María Corina Machado, a Venezuelan politician, has won the 2025 Nobel Peace Prize, the award’s committee announced Friday. Machado is a democracy advocate and opposition leader who has built a powerful social movement despite the brutal authoritarian tactics of President Nicolás Maduro.
The Norwegian Nobel Committee said Machado earned the honor due to “her tireless work promoting democratic rights for the people of Venezuela and for her struggle to achieve a just and peaceful transition from dictatorship to democracy,” calling Machado “one of the most extraordinary examples of civilian courage in Latin America in recent times.”
The committee cited Machado’s ability to organize various opposition factions, particularly around last year’s presidential election. Volunteer poll watchers provided tallies showing the Machado-backed candidate had defeated Maduro, who refused to accept those results and is still in power.
“Despite serious threats against her life, she has remained in the country, a choice that has inspired millions of people,” the committee wrote of Machado, who now lives in hiding.

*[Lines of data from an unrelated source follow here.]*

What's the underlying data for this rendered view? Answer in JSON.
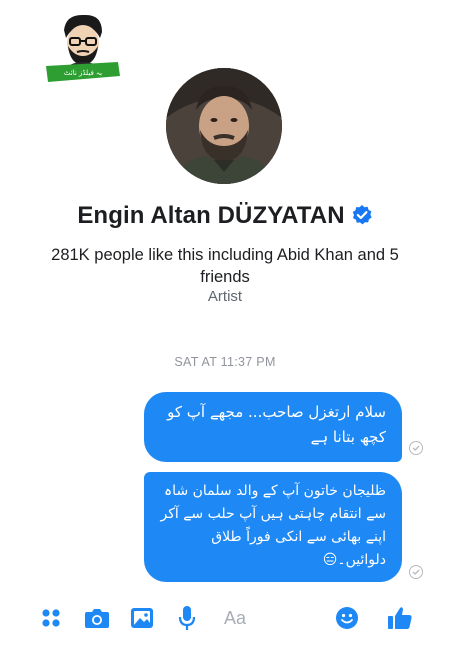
{
  "header": {
    "logo_text": "بہ فیلڈز نائٹ",
    "page_name": "Engin Altan DÜZYATAN",
    "likes_text": "281K people like this including Abid Khan and 5 friends",
    "category": "Artist"
  },
  "conversation": {
    "timestamp": "SAT AT 11:37 PM",
    "messages": [
      {
        "text": "سلام ارتغزل صاحب... مجھے آپ کو کچھ بتانا ہے",
        "status": "sent"
      },
      {
        "text": "ظلیجان خاتون آپ کے والد سلمان شاہ سے انتقام چاہتی ہیں آپ حلب سے آکر اپنے بھائی سے انکی فوراً طلاق دلوائیں۔😑",
        "status": "sent"
      }
    ]
  },
  "composer": {
    "placeholder": "Aa",
    "icons": [
      "more-apps-icon",
      "camera-icon",
      "gallery-icon",
      "microphone-icon",
      "emoji-icon",
      "thumbs-up-icon"
    ]
  },
  "colors": {
    "accent": "#1e88f5",
    "verified": "#1877f2",
    "logo_green": "#2e9e32"
  }
}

The Norwegian Nobel Committee said Machado earned the honor due to “her tireless work promoting democratic rights for the people of Venezuela and for her struggle to achieve a just and peaceful transition from dictatorship to democracy.”
Past recipients include Nihon Hidankyo, a Japanese organization of atomic bomb survivors, “for its efforts to achieve a world free of nuclear weapons” in 2024; Yasser Arafat, Shimon Peres and Yitzhak Rabin in 1994; Henry Kissinger and Le Duc Tho in 1973; and Martin Luther King Jr. in 1964.